そんな中、激戦だったとはいえ勝利したのは、民主党に対して予想以上の追い風が吹いていることの表れと見ないわけにはいかない。そして麻生太郎首相の決断力の乏しさを露呈した一連の自民党執行部人事をめぐる迷走劇も今回の選挙に大きく影響したと思われる。
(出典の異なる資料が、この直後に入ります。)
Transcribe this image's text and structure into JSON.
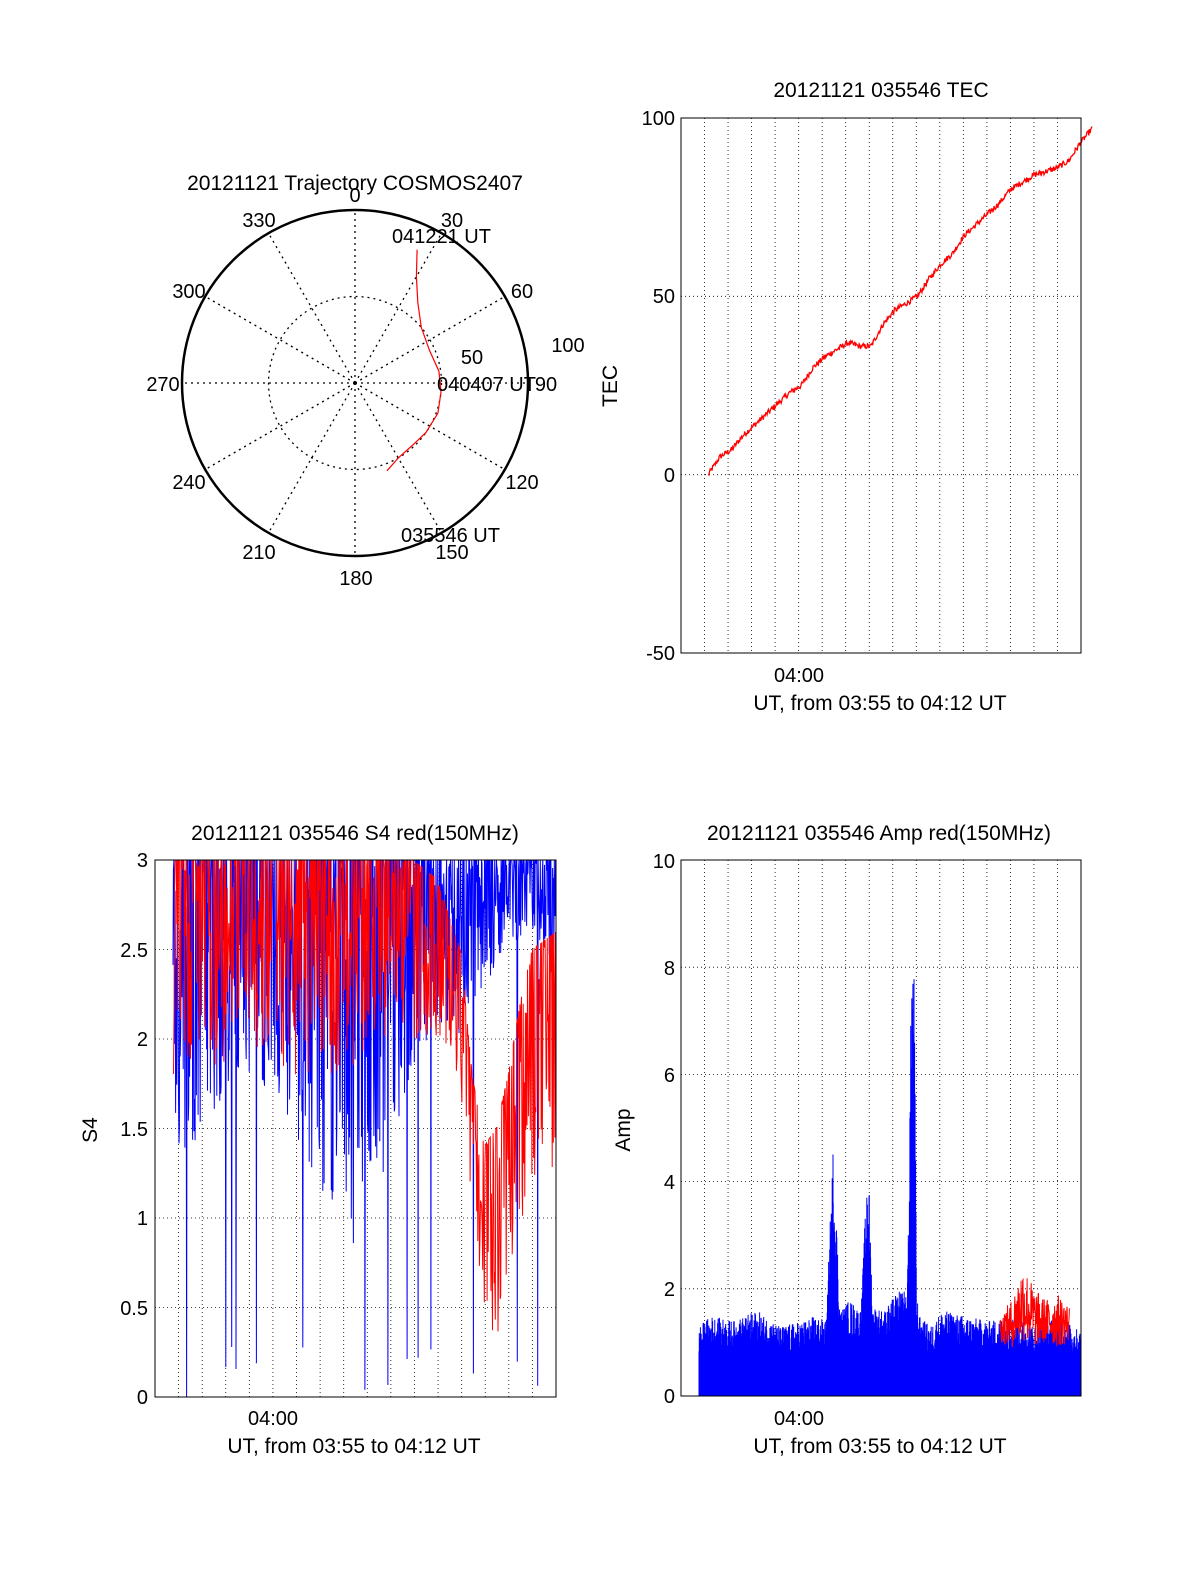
{
  "colors": {
    "tec": "#ff0000",
    "red": "#ff0000",
    "blue": "#0000ff"
  },
  "chart_data": [
    {
      "type": "polar",
      "title": "20121121 Trajectory COSMOS2407",
      "azimuth_labels": [
        "0",
        "30",
        "60",
        "90",
        "120",
        "150",
        "180",
        "210",
        "240",
        "270",
        "300",
        "330"
      ],
      "radial_labels": [
        "50",
        "100"
      ],
      "radial_max": 100,
      "grid": true,
      "trajectory": [
        {
          "az": 160,
          "r": 54
        },
        {
          "az": 150,
          "r": 50
        },
        {
          "az": 138,
          "r": 49
        },
        {
          "az": 125,
          "r": 50
        },
        {
          "az": 110,
          "r": 51
        },
        {
          "az": 96,
          "r": 50
        },
        {
          "az": 82,
          "r": 49
        },
        {
          "az": 66,
          "r": 47
        },
        {
          "az": 50,
          "r": 50
        },
        {
          "az": 38,
          "r": 59
        },
        {
          "az": 30,
          "r": 71
        },
        {
          "az": 25,
          "r": 85
        }
      ],
      "annotations": [
        {
          "text": "041221 UT",
          "az": 25,
          "r": 85
        },
        {
          "text": "040407 UT",
          "az": 96,
          "r": 50
        },
        {
          "text": "035546 UT",
          "az": 160,
          "r": 54
        }
      ]
    },
    {
      "type": "line",
      "title": "20121121 035546 TEC",
      "ylabel": "TEC",
      "xlabel": "UT, from 03:55 to 04:12 UT",
      "x_tick_labels": [
        "04:00"
      ],
      "y_ticks": [
        "-50",
        "0",
        "50",
        "100"
      ],
      "ylim": [
        -50,
        100
      ],
      "xlim_minutes": [
        3.83,
        20.17
      ],
      "grid": true,
      "series": [
        {
          "color": "red",
          "x": [
            0.5,
            1.0,
            1.5,
            2.0,
            2.5,
            3.0,
            3.5,
            4.0,
            4.5,
            5.0,
            5.5,
            6.0,
            6.5,
            7.0,
            7.5,
            8.0,
            8.5,
            9.0,
            9.5,
            10.0,
            10.5,
            11.0,
            11.5,
            12.0,
            12.5,
            13.0,
            13.5,
            14.0,
            14.5,
            15.0,
            15.5,
            16.0,
            16.5,
            17.0
          ],
          "y": [
            0,
            5,
            7,
            11,
            14,
            17,
            20,
            23,
            25,
            30,
            33,
            35,
            37,
            36,
            36,
            42,
            46,
            48,
            50,
            55,
            59,
            62,
            67,
            70,
            73,
            76,
            80,
            82,
            84,
            85,
            86,
            88,
            93,
            97
          ]
        }
      ]
    },
    {
      "type": "line",
      "title": "20121121 035546 S4 red(150MHz)",
      "ylabel": "S4",
      "xlabel": "UT, from 03:55 to 04:12 UT",
      "x_tick_labels": [
        "04:00"
      ],
      "y_ticks": [
        "0",
        "0.5",
        "1",
        "1.5",
        "2",
        "2.5",
        "3"
      ],
      "ylim": [
        0,
        3
      ],
      "grid": true,
      "series": [
        {
          "color": "blue",
          "envelope_x": [
            0.0,
            1.0,
            2.0,
            3.0,
            4.0,
            5.0,
            6.0,
            7.0,
            7.5,
            8.0,
            9.0,
            10.0,
            11.0,
            12.0,
            12.5,
            13.0,
            14.0,
            15.0,
            15.5,
            16.0
          ],
          "min": [
            1.3,
            1.4,
            1.6,
            1.8,
            1.7,
            1.5,
            1.2,
            1.0,
            0.8,
            1.1,
            1.3,
            1.8,
            2.0,
            2.0,
            2.1,
            2.3,
            2.5,
            2.6,
            2.5,
            2.4
          ],
          "max": [
            3,
            3,
            3,
            3,
            3,
            3,
            3,
            3,
            3,
            3,
            3,
            3,
            3,
            3,
            3,
            3,
            3,
            3,
            3,
            3
          ]
        },
        {
          "color": "red",
          "envelope_x": [
            0.0,
            1.0,
            2.0,
            3.0,
            4.0,
            5.0,
            6.0,
            7.0,
            8.0,
            9.0,
            10.0,
            11.0,
            12.0,
            12.5,
            13.0,
            13.5,
            14.0,
            14.5,
            15.0,
            16.0
          ],
          "min": [
            1.7,
            1.8,
            1.8,
            1.9,
            1.9,
            1.8,
            1.8,
            1.8,
            1.9,
            2.0,
            2.0,
            2.0,
            1.7,
            1.0,
            0.5,
            0.3,
            0.5,
            0.9,
            1.2,
            1.3
          ],
          "max": [
            3,
            3,
            3,
            3,
            3,
            3,
            3,
            3,
            3,
            3,
            3,
            2.9,
            2.5,
            1.8,
            1.4,
            1.5,
            1.8,
            2.2,
            2.5,
            2.6
          ]
        }
      ]
    },
    {
      "type": "line",
      "title": "20121121 035546 Amp red(150MHz)",
      "ylabel": "Amp",
      "xlabel": "UT, from 03:55 to 04:12 UT",
      "x_tick_labels": [
        "04:00"
      ],
      "y_ticks": [
        "0",
        "2",
        "4",
        "6",
        "8",
        "10"
      ],
      "ylim": [
        0,
        10
      ],
      "grid": true,
      "series": [
        {
          "color": "blue",
          "envelope_x": [
            0.5,
            1.0,
            2.0,
            3.0,
            4.0,
            5.0,
            5.5,
            6.0,
            6.3,
            6.6,
            7.0,
            7.5,
            7.8,
            8.0,
            8.5,
            9.0,
            9.3,
            9.5,
            9.7,
            9.8,
            9.9,
            10.0,
            10.5,
            11.0,
            12.0,
            13.0,
            14.0,
            15.0,
            16.0,
            17.0
          ],
          "max": [
            1.3,
            1.5,
            1.4,
            1.6,
            1.3,
            1.4,
            1.5,
            1.4,
            4.8,
            1.6,
            1.8,
            1.6,
            4.6,
            1.7,
            1.6,
            1.9,
            2.0,
            2.0,
            8.8,
            7.8,
            2.0,
            1.5,
            1.3,
            1.6,
            1.5,
            1.4,
            1.5,
            1.3,
            1.5,
            1.2
          ]
        },
        {
          "color": "red",
          "envelope_x": [
            13.5,
            14.0,
            14.5,
            15.0,
            15.5,
            16.0,
            16.5
          ],
          "min": [
            1.0,
            0.9,
            1.0,
            0.9,
            1.0,
            0.9,
            1.0
          ],
          "max": [
            1.5,
            1.8,
            2.5,
            2.0,
            1.8,
            1.9,
            1.7
          ]
        }
      ]
    }
  ]
}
これで自民、公明両党は、衆院選の「前哨3地方選」と位置づけられた選挙のうち、先月14日の千葉市長選に続いて2連敗となった。「麻生首相の下では衆院選は戦えない」と自民党内の不満が高まるのは確実だ。毎日新聞の世論調査では12日の東京都議選も自民党は苦戦が予想される。8月下旬以降に総選挙を先送りするよう求める声が与党内で強まるのは必至で、「麻生降ろし」の動きは早まるかもしれない。
だが、これまで再三指摘してきたように国民に信を問うことなく自民党議員の都合だけで、これ以上、首相を交代させるのは許されないと考える。麻生首相も「地方選の結果は国政と無関係」と強弁するなら、潔く早期の解散に踏み切るべきだと改めて指摘しておく。多くの国民は政権選択の機会を「今か、今か」と待っているはずだ。
無論、民主党も盤石とはいえない。特に鳩山由紀夫代表の政治資金問題については、鳩山氏のこれまでの説明に納得できないと感じている人は多いと思われる。終盤国会で与党側は追及姿勢を強めるだろう。
いずれにしても、今週から来週にかけて解散をめぐる最終攻防が続くことになる。地方選挙のある地域の人たちだけでない。全国の有権者が政治の動きに目をこらし、衆院選の判断材料としていこう。